Is not the Minister's policy virtually ending all council house building, except for the elderly and the disabled? What does he propose to do for the other families, comprising 45 per cent. of the population, who cannot afford to buy, even with the aid of a mortgage, and whose prospects are daily worsened by the Government?

Mr. Stanley

The hon. Gentleman will be aware that, in addition to the basic allocation, we have given authorities substantial scope for increasing their capital allocations by the use of capital receipts.
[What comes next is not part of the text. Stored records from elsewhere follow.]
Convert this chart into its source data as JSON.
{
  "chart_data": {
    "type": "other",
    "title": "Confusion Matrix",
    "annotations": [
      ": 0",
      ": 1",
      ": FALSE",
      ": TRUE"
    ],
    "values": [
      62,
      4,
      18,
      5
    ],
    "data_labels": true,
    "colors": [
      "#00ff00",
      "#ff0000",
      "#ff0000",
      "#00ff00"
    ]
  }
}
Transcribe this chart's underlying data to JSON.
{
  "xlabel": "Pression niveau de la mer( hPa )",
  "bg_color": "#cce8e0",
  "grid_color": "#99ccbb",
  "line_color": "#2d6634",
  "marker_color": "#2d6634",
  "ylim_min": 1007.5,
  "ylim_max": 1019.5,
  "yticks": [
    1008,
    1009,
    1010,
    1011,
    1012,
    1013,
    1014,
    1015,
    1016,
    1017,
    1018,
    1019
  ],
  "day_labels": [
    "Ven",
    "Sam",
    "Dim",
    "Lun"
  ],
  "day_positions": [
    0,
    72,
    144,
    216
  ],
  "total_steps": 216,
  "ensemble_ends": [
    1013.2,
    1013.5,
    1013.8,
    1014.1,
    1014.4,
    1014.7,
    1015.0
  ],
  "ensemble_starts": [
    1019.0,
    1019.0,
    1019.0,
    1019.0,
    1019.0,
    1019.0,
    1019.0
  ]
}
He will see, for example, from the housing capital receipts which arose in the course of last year that in many constituencies represented by Labour Members who complain about the insufficiency of housing allocation money capital receipts were nil, whereas other authorities had capital receipts last year of £1 million and more which can now be used for the housing capital programme.

Mr. Kaufman

Will the hon. Gentleman place before the House the calculations upon which the Secretary of State based his statement to the Housing Consultative Council on 15 June that it is far cheaper in public expenditure terms to keep building workers on the dole? Does he accept that, in the light of the disgraceful figures that he has announced today, that statement by the Secretary of State is particularly obscene to the 1.2 million people on council house waiting lists and the 25 per cent. of building workers who are on the dole?

Mr. Stanley

On the first part of the right hon. Gentleman's question, if he will table a specific question we shall endeavour to assist him. I revert to what I said previously, however. There is substantial scope for local authorities to increase their allocations through the use of capital receipts.

The right hon. Gentleman represents a North-West constituency. The striking thing about the North-West is that those few authorities—which, incidentally, include Manchester—that reported zero housing capital receipts last year are losing substantially as a result of a self-imposed cut in their housing programmes through their failure to sell council houses.